Thursday, October 4, 2012

How much does U.S. consume fossil fuels and renewables?

United States is still the world's largest energy consumer. Despite the growing popularity of renewable energy sources such as solar power, wind power and biofuels, fossil fuels are still the dominant energy sources in United States and satisfy most of the nation's energy demand.

The recent data shows that fossil fuels currently account for 84% of nation's energy demand. Oil still accounts for approximately 40% of nations' energy demand, while coal is the major source of US electricity accounting for around 49% of total US generated electricity. The third member of fossil fuel triad, natural gas, currently supplies around 23% of US energy demand, with many energy experts expecting natural gas share to grow in years to come, especially after the ever-growing shale gas extraction.

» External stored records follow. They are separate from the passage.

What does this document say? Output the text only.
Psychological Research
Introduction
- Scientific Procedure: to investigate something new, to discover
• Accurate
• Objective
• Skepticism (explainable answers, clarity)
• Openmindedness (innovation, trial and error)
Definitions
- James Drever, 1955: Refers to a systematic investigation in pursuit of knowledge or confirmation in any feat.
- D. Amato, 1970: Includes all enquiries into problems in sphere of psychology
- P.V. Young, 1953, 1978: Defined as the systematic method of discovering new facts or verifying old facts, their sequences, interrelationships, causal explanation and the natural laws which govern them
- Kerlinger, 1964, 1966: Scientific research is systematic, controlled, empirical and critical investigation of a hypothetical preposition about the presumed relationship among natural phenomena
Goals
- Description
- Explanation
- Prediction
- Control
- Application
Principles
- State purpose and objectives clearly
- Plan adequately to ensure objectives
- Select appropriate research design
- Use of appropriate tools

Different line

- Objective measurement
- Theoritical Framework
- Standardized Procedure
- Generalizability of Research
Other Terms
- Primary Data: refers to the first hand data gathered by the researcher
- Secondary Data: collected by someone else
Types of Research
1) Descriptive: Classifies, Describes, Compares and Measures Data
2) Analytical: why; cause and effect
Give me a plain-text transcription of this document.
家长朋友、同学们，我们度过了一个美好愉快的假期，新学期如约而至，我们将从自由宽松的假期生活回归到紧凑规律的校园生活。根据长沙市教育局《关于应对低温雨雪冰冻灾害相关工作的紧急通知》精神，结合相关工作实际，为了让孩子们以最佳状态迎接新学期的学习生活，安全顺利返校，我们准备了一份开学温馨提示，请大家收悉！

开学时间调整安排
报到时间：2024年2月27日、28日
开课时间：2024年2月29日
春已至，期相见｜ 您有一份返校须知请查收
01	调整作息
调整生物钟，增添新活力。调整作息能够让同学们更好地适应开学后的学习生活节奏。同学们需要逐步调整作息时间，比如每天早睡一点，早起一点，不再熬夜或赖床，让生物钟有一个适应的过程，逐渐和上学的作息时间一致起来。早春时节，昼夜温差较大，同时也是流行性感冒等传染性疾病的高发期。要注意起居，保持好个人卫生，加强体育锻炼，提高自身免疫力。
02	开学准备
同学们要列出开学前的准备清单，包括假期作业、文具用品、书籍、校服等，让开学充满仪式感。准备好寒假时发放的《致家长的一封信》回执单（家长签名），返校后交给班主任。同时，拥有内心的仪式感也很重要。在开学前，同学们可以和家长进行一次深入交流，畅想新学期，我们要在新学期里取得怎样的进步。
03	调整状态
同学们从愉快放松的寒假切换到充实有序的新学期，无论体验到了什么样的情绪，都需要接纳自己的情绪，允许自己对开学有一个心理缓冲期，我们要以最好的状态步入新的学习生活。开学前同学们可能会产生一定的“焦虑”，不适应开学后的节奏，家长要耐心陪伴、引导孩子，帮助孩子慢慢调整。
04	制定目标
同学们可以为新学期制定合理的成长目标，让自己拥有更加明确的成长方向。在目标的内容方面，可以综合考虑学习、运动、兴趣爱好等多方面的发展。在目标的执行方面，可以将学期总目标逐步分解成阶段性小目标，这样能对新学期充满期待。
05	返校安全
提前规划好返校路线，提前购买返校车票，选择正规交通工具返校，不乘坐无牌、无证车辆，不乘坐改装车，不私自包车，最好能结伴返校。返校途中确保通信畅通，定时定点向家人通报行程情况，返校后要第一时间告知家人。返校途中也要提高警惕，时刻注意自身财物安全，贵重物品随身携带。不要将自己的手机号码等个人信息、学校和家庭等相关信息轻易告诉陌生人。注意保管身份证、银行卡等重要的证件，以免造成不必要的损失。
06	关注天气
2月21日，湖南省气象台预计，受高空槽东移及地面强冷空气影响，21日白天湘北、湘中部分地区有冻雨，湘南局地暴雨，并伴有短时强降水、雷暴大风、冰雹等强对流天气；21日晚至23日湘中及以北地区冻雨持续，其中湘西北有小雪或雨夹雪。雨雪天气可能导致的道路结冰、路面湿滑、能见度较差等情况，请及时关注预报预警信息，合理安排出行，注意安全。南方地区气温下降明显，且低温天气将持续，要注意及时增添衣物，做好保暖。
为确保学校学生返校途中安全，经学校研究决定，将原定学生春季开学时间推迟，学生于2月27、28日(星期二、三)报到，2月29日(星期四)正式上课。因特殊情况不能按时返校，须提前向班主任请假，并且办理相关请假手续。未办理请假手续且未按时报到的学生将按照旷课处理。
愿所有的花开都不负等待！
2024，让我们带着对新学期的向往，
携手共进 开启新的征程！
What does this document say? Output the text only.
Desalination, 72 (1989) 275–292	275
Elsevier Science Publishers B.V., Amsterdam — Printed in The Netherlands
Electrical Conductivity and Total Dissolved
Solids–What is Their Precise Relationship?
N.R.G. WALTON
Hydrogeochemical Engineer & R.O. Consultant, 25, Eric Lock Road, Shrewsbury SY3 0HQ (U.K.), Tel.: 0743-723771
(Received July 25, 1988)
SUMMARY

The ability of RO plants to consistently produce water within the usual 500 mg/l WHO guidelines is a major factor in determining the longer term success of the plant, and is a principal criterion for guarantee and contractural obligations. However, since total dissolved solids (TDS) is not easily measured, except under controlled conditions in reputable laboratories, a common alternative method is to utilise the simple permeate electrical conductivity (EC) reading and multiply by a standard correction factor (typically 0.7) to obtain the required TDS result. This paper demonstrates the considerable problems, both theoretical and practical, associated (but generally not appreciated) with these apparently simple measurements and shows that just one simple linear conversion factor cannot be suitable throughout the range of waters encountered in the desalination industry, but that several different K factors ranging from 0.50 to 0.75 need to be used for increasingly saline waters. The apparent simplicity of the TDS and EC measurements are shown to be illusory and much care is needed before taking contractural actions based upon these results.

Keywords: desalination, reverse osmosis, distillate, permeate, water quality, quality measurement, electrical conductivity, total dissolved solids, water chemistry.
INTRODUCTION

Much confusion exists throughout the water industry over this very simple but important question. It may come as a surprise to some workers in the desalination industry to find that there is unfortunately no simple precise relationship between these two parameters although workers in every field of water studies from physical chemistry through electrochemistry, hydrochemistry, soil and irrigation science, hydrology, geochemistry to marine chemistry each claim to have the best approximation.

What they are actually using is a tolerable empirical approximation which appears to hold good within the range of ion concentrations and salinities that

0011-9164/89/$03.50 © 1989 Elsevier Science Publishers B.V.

These numbers clearly show that fossil fuels are still the most important energy sources in United States, and that renewable energy industry still has plenty work ahead in order to challenge the dominance of fossil fuels.

Hydropower and biomass are currently the most important renewable energy sources in United States, wind is also looking quite good, while solar energy sector is fast developing.

Hydropower currently satisfies around 7% and biomass around 4% of nation's energy demand. In the period from 2000-2010 wind power was the fastest growing renewable energy source in United States, and nation has even set a goal of achieving 20% of electricity coming from wind by 2020. If U.S. really wants to achieve this goal it will have to put a lot more emphasis to offshore wind energy.

The much talked about solar power is more making headlines in media instead of actually having significant impact in nation's energy use. Many Americans believe in solar power as the best possible renewable energy option but despite the huge popularity solar power currently satisfies less than one percent of nation's energy demand. This is mostly because solar panels are still relatively expensive, and somewhat inefficient compared to efficiency of fossil fuels.

US is global leader in installed geothermal capacity but this doesn't mean much when it comes to energy use because geothermal energy currently meets less than 1% of nation's energy needs, which is way too little given the geothermal potential of some US states such as California and Nevada.

Given the current situation it is logical to expect that fossil fuels will continue their dominance when it comes to nation's energy use simply because renewable energy needs time to develop desired efficiency and costs. Without reaching competitiveness in terms of efficiency and costs renewable energy cannot seriously challenge fossil fuels, even with the strong federal and local support.